The Mississippi Legislature’s attempt to create four unelected special circuit court judges in Hinds County is unconstitutional, the Mississippi Supreme Court ruled today, while upholding House Bill 1020’s creation of a single inferior court in Jackson’s Capitol Complex Improvement District. Justices heard arguments in the case in July.
In an 8-0 decision, the justices agreed with resident plaintiffs Ann Saunders, Sabvreen Sharriff and Dorothy Triplett’s argument that H.B. 1020 “Section 1’s creation of four new appointed ‘temporary special circuit judges’ in the Seventh Circuit Court District for a specified, almost-four-year term violates our Constitition’s requirement that circuit judges be elected for a four-year term.”
Read the Mississippi Supreme Court’s ruling.
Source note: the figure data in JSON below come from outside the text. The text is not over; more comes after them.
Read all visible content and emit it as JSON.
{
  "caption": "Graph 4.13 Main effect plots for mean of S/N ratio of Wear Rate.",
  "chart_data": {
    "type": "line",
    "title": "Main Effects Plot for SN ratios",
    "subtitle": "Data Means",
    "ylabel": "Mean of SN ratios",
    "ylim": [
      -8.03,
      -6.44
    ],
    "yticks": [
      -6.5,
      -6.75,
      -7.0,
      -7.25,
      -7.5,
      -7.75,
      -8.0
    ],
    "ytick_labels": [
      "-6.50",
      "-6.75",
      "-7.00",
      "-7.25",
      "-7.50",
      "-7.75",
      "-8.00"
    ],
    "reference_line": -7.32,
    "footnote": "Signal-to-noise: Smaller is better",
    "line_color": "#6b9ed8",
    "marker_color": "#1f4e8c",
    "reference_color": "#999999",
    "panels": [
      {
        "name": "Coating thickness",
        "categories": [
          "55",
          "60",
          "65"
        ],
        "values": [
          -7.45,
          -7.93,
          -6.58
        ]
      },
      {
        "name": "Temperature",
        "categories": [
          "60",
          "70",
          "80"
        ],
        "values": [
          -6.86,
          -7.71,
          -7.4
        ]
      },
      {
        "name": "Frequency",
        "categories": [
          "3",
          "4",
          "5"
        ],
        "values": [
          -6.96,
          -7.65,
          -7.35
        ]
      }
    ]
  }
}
“While Section 1 calls these new judges ‘special circuit judges’ on paper, we see nothing special or unique about them—certainly nothing expressly tethering them to a specific judicial need or exigency,” says the ruling, which reversed a lower court decision. “Rather, Section 1’s text merely creates four unelected circuit court judgeships, appointed into Hinds County to serve three-and-a-half years instead of four.” Justice James D. Maxwell II wrote for the majority.
If H.B. 1020 had been fully upheld, Mississippi Supreme Court Chief Justice Michael K. Randolph, who is white and recused himself from the case, would have appointed four unelected circuit court judges in Hinds County, which is more than 70% Black. Opponents said doing so would have diminished the majority-Black population’s ability to select their own judges.
But despite finding H.B. 1020’s required appointments unconstitutional, today’s opinion emphasizes that “there is no constitutional impediment to the Chief Justice temporarily appointing special judges to assist the Seventh Circuit District Court—or any other judicial district in Mississippi facing exigent circumstances.” The chief justice, the court added, has the authority to appoint temporary special judges to address “emergencies or overcrowded dockets,” noting that the same authority has been routinely used in the past.
Justice James W. Kitchens dissented in part, disagreeing with the decision to uphold the CCID inferior court, writing that it was based upon a “fiction of convenience that overreaches our judicial function and, of ultimate importance, our constitutional duty.”